THUNDER BAY – Over the past eight years, Thunder Bay has been shifting directions. From what former Mayor Lynn Peterson called a ‘perfect storm’ that saw the forest sector all but vanish, our community set a path forward to be a part of the growing ‘knowledge-based’ economy. That entails many things that likely few on City Council fully realize or understand completely. That is not that unusual, but it does mean that Thunder Bay, likely is missing the full opportunities that are attached to the new global economy.
Maintaining a position as a world class research centre means continual work and a constant need to realize that the traditional workplace of the past has changed in major ways.
Thunder Bay is already witnessing with the coming closures of several government offices in the city, that the Internet is changing how people can, and will access services and information.
It used to be that workers traveled by road to get to work. Increasingly today workers are ‘virtual workers’ and people are tele-commuting to their workplace. Where you are is no longer important. With the Internet one can literally be anywhere one needs to be all without leaving the city they live in.
Sure, people are still traveling to get to meetings, but that too can be reduced, and likely will. Video phone is becoming increasingly popular and usable.
There is likely to be a generation gap, not unlike what happened in the 1960s between youth and ‘those over thirty’. However today that generation gap will be between those who use technology wisely and those who treat it like an inconvenience or just another thing to bother them.
Those who will benefit the most from the smart use of technology are those who see in that technology the opportunities it presents. For the province, likely the ever evolving and improving technology presents the opportunity via smart devices and video conferencing the need to change the Municipal Act.
Members of City Councils across Ontario should now have the ability to participate in meetings electronically. Issues of importance in a community could benefit from all the members being able to be present. Using technology to do the heavy lifting, members of councils, as well as MPPs could all be able to vote from almost everywhere in the world.

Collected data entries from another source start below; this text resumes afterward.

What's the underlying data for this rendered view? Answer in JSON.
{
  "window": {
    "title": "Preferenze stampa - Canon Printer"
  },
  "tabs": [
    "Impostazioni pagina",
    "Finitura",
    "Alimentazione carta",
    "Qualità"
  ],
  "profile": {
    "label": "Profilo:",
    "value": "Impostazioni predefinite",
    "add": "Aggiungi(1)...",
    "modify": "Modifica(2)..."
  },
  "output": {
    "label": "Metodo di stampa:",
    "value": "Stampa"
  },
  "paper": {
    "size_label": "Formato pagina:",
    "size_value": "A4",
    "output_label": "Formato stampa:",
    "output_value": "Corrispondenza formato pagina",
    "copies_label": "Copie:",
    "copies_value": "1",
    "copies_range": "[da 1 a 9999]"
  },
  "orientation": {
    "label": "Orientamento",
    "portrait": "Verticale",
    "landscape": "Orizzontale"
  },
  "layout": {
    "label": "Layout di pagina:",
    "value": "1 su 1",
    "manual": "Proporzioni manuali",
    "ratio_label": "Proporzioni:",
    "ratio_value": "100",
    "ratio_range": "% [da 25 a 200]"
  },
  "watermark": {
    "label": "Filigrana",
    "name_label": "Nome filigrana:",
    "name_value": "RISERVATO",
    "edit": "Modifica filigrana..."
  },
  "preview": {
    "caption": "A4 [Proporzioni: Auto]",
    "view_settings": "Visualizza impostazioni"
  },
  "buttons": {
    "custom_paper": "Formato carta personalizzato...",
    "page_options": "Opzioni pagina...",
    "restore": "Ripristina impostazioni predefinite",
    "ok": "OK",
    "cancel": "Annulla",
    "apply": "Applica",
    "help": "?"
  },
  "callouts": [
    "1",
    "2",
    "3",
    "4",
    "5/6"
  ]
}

There would likely need to be some changes at both the business and at the government level for Thunder Bay and all of Northwestern Ontario to fully compete at the global level. A recent survey from Randstad Canada says that other countries are way ahead of Canada in their Internet access at work for employees via smart phones. The report cites the high prices of wireless phone service in Canada as a major part of the problem.
Stacy Parker, Executive Vice President of Marketing for Randstad Canada says employers should rethink their assumptions about internet usage.“The use of email and the Internet has become an integral part of today’s workplace. They offer a great deal of benefits to corporations, such as improved communication among employees, improved customer support and research capabilities.”
Randstad Canada states, “Additionally, nearly half of all global respondents say they own a private smartphone which includes email from work, while the number of employees with a Smartphone that is provided by their employer is significantly lower. In China (84%), Hong Kong (79%), India (71%) and Malaysia (71%), smartphone ownership is much higher than average, while Belgium (26%) and Czech (25%) sit at the lower end of the spectrum”.
While there are plenty of positives to having internet access in the workplace, Parker does acknowledge that organizations have valid concerns about security risks, and employee productivity. “Many employers are concerned, for instance, that employees will waste time ‘browsing’, rather than using the Internet efficiently and productively. But it’s important for companies to harness the comfort levels their employees have with Internet-based resources,” she explains. “Failure to do so could very well lead to the loss of top talent and can open the door for competitors to gain an advantage through a better equipped and enabled workforce”.
Looking past today, and into the future, it will be critical for Thunder Bay, and for Ontario in the ever increasingly competitive global marketplace to open up to new ideas and to new ways of thinking. Not doing so could make all of the work at making our community a world-class research centre far harder to achieve and far far harder to maintain.